Don’t miss the latest developments in business and finance.

Lessons from the turmoil

Image
Business Standard New Delhi
Last Updated : Feb 05 2013 | 3:06 AM IST
The history of financial regulation shows such regulation is rooted in crisis. Significant regulatory change usually takes place in response to the perceived inability of the previous regime to anticipate and prevent a crisis. This is not in and of itself a negative attribute. Any attempt to envisage every possible scenario and build in regulatory safeguards in anticipation can completely stifle innovation. However, it is critical that the right lessons are learned from every crisis. The true test of a regulatory system lies in its ability to avoid the same crisis a second time around.
 
As the global financial system deals with the fallout of the sub-prime crisis in the US, it is perhaps time to start thinking of the regulatory lacunae that both caused and spread the problem and what needs to be done to close the gaps. Here are three possible lessons from the unfolding of the sub-prime crisis. First, the measurement of risk needs to be significantly improved. As securities become more and more complex and distanced from the original transaction the difficulty in measuring their inherent risk increases. Under these circumstances, for banks and other financial institutions to rely almost exclusively on external and model-based internal ratings to decide on both exposure levels and provisions against losses is apparently inadequate. For derivative securities, there may be a case to be made for a second level of scrutiny, for example, what exactly the original transaction put out money for. The boards and other supervisory mechanisms of these institutions need to lay out explicit criteria for investments in derivative instruments, based on both ratings and this kind of deeper examination. This will certainly increase the costs of carrying out due diligence, but could bring stability to the system by both restricting demand for highly risky new products and drawing boundaries within which genuine financial innovation can take place.
 
Second, sometimes what is intended to prevent a crisis may actually aggravate it. There is a view that, in the recent bouts of volatility in global stock markets, strict enforcement of margin requirements by exchanges resulted in many players losing access to the market, thus thinning it out and snowballing the decline. While margin requirements are a fundamental tool for maintaining order in markets, some flexibility in enforcing them in critical situations may help to stabilise markets, outweighing the benefits of risk mitigation from rigid enforcement. Of course, such circumstances call for extreme discretion and highly effective co-ordination between banking and market regulators.
 
Third, perhaps it is time to move away from very micro-level regulatory approaches, which provide explicit disclosure and prudential norms for various asset classes, to ones that work at a more macro level through principles and guidelines.
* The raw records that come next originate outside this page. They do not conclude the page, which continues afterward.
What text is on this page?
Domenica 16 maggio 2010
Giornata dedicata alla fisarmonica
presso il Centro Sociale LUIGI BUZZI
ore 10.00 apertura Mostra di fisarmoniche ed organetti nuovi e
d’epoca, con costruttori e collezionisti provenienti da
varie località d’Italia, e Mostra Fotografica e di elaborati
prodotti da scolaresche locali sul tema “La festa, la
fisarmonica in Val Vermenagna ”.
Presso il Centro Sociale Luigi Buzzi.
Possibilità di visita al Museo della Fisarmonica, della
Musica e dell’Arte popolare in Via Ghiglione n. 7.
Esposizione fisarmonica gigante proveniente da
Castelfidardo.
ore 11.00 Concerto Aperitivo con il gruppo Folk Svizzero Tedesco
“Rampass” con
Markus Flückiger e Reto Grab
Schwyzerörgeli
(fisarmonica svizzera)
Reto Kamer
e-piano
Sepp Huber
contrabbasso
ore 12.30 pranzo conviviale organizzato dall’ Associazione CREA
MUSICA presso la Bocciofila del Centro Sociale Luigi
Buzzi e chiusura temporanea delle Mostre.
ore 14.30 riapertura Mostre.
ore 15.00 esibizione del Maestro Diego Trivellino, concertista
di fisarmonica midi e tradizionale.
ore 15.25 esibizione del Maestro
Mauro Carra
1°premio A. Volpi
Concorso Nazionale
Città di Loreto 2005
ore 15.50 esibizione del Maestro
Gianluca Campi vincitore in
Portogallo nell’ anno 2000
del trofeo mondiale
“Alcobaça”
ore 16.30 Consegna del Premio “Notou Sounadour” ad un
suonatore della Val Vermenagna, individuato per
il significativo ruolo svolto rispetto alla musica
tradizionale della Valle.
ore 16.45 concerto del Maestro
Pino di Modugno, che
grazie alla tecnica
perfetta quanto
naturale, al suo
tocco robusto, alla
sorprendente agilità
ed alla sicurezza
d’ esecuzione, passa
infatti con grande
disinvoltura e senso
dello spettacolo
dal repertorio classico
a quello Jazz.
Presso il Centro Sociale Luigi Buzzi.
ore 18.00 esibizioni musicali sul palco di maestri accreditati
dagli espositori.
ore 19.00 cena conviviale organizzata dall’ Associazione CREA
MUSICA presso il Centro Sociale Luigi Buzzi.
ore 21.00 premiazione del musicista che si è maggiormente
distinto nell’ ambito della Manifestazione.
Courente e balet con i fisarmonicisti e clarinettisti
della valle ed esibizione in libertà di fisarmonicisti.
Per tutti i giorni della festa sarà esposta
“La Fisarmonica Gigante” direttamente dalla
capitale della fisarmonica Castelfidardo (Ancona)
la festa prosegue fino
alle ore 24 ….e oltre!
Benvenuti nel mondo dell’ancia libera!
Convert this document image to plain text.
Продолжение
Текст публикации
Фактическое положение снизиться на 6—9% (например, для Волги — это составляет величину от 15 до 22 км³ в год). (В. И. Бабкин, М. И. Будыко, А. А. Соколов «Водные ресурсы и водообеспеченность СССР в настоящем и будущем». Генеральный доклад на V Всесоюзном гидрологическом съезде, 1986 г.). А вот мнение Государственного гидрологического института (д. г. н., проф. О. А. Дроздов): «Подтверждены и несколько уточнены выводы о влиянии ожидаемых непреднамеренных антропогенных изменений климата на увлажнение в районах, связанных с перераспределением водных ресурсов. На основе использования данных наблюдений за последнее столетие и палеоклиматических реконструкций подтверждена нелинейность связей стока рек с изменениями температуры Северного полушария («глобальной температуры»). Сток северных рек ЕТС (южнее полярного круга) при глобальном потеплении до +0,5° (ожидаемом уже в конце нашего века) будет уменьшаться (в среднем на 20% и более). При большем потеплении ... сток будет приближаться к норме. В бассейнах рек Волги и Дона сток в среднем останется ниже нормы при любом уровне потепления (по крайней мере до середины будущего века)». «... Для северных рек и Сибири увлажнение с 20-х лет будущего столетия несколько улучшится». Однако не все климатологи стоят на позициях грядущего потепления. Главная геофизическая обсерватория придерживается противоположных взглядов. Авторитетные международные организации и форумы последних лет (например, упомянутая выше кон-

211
While many countries claim to have done this, there is perhaps enough residual micro-management in these systems, which then incentivise players to seek out the niches and loopholes, which eventually get them into trouble. Ultimately, the "crisis" approach to regulation admits that regulators will always be one step behind market participants. The best they can do is install enough shock absorbers into the system to deal with the impact of a breakdown. Letting go might be the last thing that regulators would consider in these turbulent times, but it has to find a place in the script that is being written for the future.